The first of these are virtualization and cloud. For years, DBAs resisted moving to virtualized environments because of the uncertainty surrounding how a database server would perform on a VM. There was no performance certainty. But today, 80% of databases are running in virtual environments. Amazon is making a billion dollars a year on DBaaS (RDS, Aurora, Dynamo, etc.), not including databases running on EC2 instances.
Now that databases are in a dynamic environment, performance can change at any time: Got a noisy neighbor? An administrator moves the database to another VM, and so on. The next is the migration to new storage systems: flash, hyper-converged systems, and intelligent storage, which does hot/cold tiering (software will dynamically change the underlying storage system based on observed behavior). The final change is a push for continuous development, which means application code is changing all the time, sometimes multiple times a day. This is on top of everything that can and will change in the database itself. With so many changes and so many variables, the old way of figuring things out—trial and error—no longer works. As Yoda said, “There is no try.” What IT admins need, and what the business expects from IT, is performance certainty.
In today's software-defined dynamic environment, there is one more consideration: The direct correlation between performance and cost. Lower performance usually results in provisioning more hardware, or faster hardware, which results in a higher cost.
So, how do you get to performance certainty? Here are a few ideas:
- Adopt performance as a discipline. This means uptime is no longer the key metric for how you measure quality of work; instead, uptime is assumed. The questions become: How fast can you make the system work? How often do the teams talk about performance? What tools do you have to understand and improve performance? Be proactive.

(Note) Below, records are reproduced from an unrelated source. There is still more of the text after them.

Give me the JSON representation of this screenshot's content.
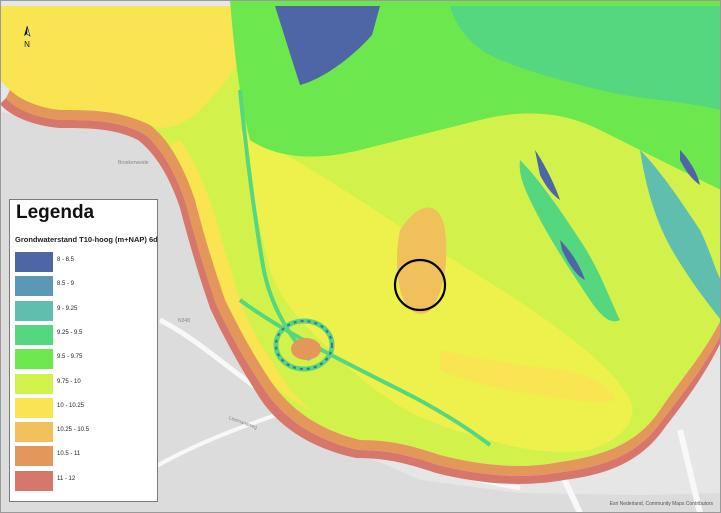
{
  "legend": {
    "title": "Legenda",
    "subtitle": "Grondwaterstand T10-hoog (m+NAP) 6d",
    "classes": [
      {
        "label": "8 - 8.5",
        "color": "#4f66a6"
      },
      {
        "label": "8.5 - 9",
        "color": "#5b98b5"
      },
      {
        "label": "9 - 9.25",
        "color": "#5fbeae"
      },
      {
        "label": "9.25 - 9.5",
        "color": "#55d77f"
      },
      {
        "label": "9.5 - 9.75",
        "color": "#6ce74d"
      },
      {
        "label": "9.75 - 10",
        "color": "#d3f14b"
      },
      {
        "label": "10 - 10.25",
        "color": "#f9e451"
      },
      {
        "label": "10.25 - 10.5",
        "color": "#f0c05a"
      },
      {
        "label": "10.5 - 11",
        "color": "#e3975b"
      },
      {
        "label": "11 - 12",
        "color": "#d7776c"
      }
    ]
  },
  "map": {
    "north_label": "N",
    "attribution": "Esri Nederland, Community Maps Contributors",
    "road_labels": [
      "Broekerweide",
      "Leemansweg",
      "N348"
    ],
    "colors": {
      "basemap": "#e6e6e6",
      "roads": "#f8f8f8",
      "highlight_circle": "#000000"
    }
  }
}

- Adopt a wait-time analysis mindset. The focus must shift from simple resource metrics to time—the time spent on every process, query, wait statem and contribution to time from storage (I/O and latency), networking, and other components supporting the database and the application.
- Establish benchmarks and baselines. Define the key metrics to observe, which should ideally be application-, end user, and throughput- centric metrics (again, not CPU utilization or theoretical IOPS). Statistical baselines help you understand what is normal and how/when performance changes. Alerts based on baselines that are based on relevant metrics then allow you to focus on what matters.

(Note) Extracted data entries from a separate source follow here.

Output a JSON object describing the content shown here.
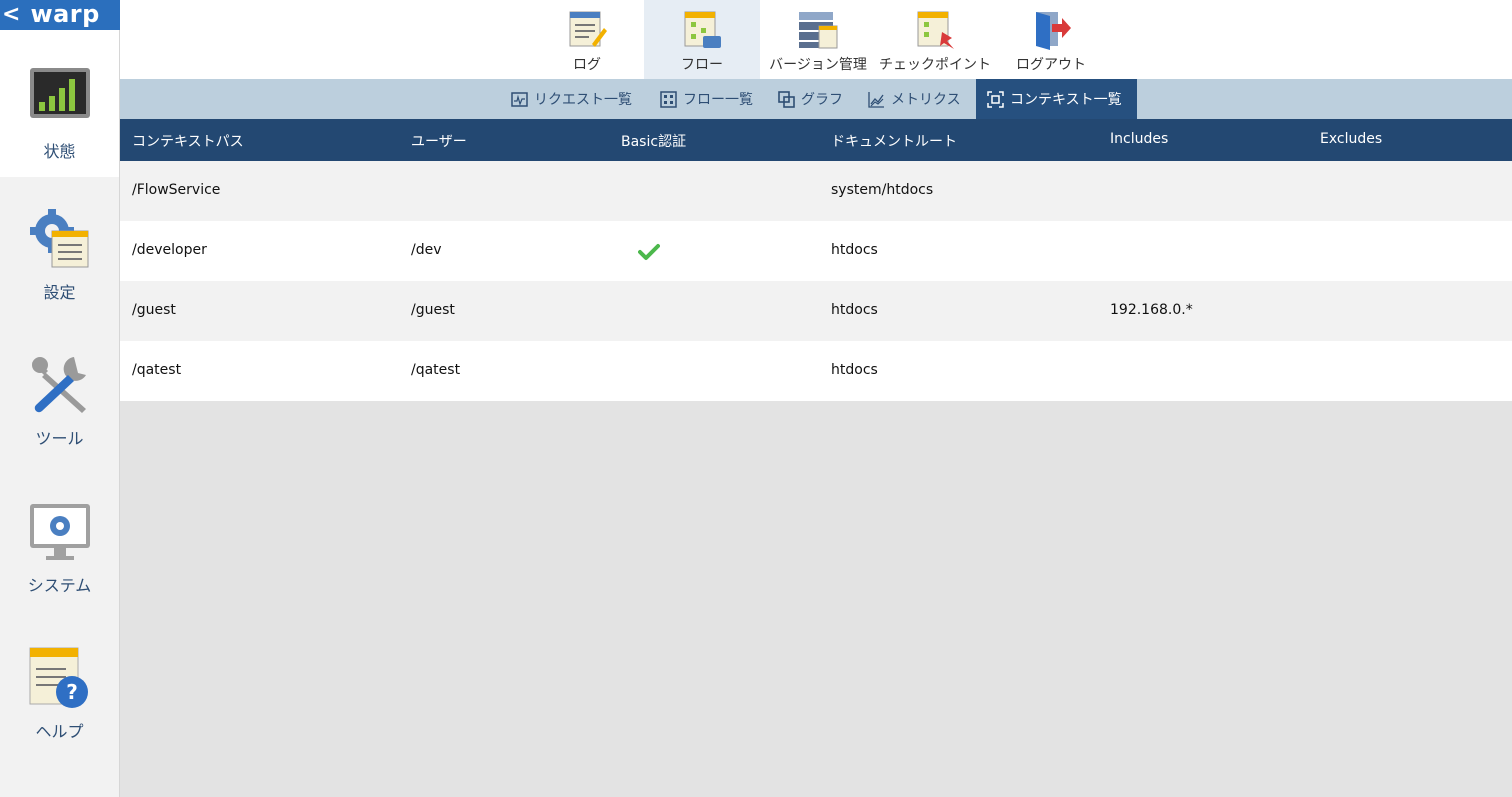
{
  "app": {
    "logo_text": "warp",
    "logo_chevron": "<"
  },
  "sidebar": {
    "items": [
      {
        "label": "状態",
        "icon": "bar-chart-icon",
        "active": true
      },
      {
        "label": "設定",
        "icon": "gear-settings-icon"
      },
      {
        "label": "ツール",
        "icon": "tools-icon"
      },
      {
        "label": "システム",
        "icon": "monitor-gear-icon"
      },
      {
        "label": "ヘルプ",
        "icon": "help-document-icon"
      }
    ]
  },
  "topnav": {
    "items": [
      {
        "label": "ログ",
        "icon": "notepad-pencil-icon"
      },
      {
        "label": "フロー",
        "icon": "flow-document-icon",
        "active": true
      },
      {
        "label": "バージョン管理",
        "icon": "server-stack-icon"
      },
      {
        "label": "チェックポイント",
        "icon": "checkpoint-pin-icon"
      },
      {
        "label": "ログアウト",
        "icon": "logout-door-icon"
      }
    ]
  },
  "subtabs": {
    "items": [
      {
        "label": "リクエスト一覧",
        "icon": "request-list-icon"
      },
      {
        "label": "フロー一覧",
        "icon": "flow-list-icon"
      },
      {
        "label": "グラフ",
        "icon": "graph-icon"
      },
      {
        "label": "メトリクス",
        "icon": "metrics-icon"
      },
      {
        "label": "コンテキスト一覧",
        "icon": "context-list-icon",
        "active": true
      }
    ]
  },
  "table": {
    "headers": [
      "コンテキストパス",
      "ユーザー",
      "Basic認証",
      "ドキュメントルート",
      "Includes",
      "Excludes"
    ],
    "rows": [
      {
        "path": "/FlowService",
        "user": "",
        "basic_auth": false,
        "docroot": "system/htdocs",
        "includes": "",
        "excludes": ""
      },
      {
        "path": "/developer",
        "user": "/dev",
        "basic_auth": true,
        "docroot": "htdocs",
        "includes": "",
        "excludes": ""
      },
      {
        "path": "/guest",
        "user": "/guest",
        "basic_auth": false,
        "docroot": "htdocs",
        "includes": "192.168.0.*",
        "excludes": ""
      },
      {
        "path": "/qatest",
        "user": "/qatest",
        "basic_auth": false,
        "docroot": "htdocs",
        "includes": "",
        "excludes": ""
      }
    ]
  },
  "colors": {
    "accent_dark": "#234872",
    "active_subtab": "#26507f",
    "subtab_bar": "#bccfdd",
    "check_green": "#4cb84c"
  }
}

- Before moving to faster hardware or provisioning more resources, understand the peformance contribution of each component, which will show its potential relevance to performance improvement.
- Be the performance guru of the organization. Knowledge is power. With the shift in IT toward performance, the person who better understands performance, what drives it, and how to improve it, quickly becomes more valuable to the organization.
- Report on performance weekly or monthly, and take credit for performance improvements and cost savings resulting fromreclaimed hardware or delayed investments. Share performance data. Be the authority. Report the performance impact and improvement (or not) of each infrastructure component and each team member: “Joe, the code you wrote this week sucks. It’s 25% slower than last week’s. Here’s the data.”
- Plan performance changes. You will know when you have performance certainty and that you have become a performance guru when you can accurately predict application performance before the changes occur and can guide your organizationtoward better performance.
In summary: It’s all about the application. You must be proactive. Performance is the new black. Performance certainty—whenyou know how a system will perform and how to improve it—will very soon become a job requirement.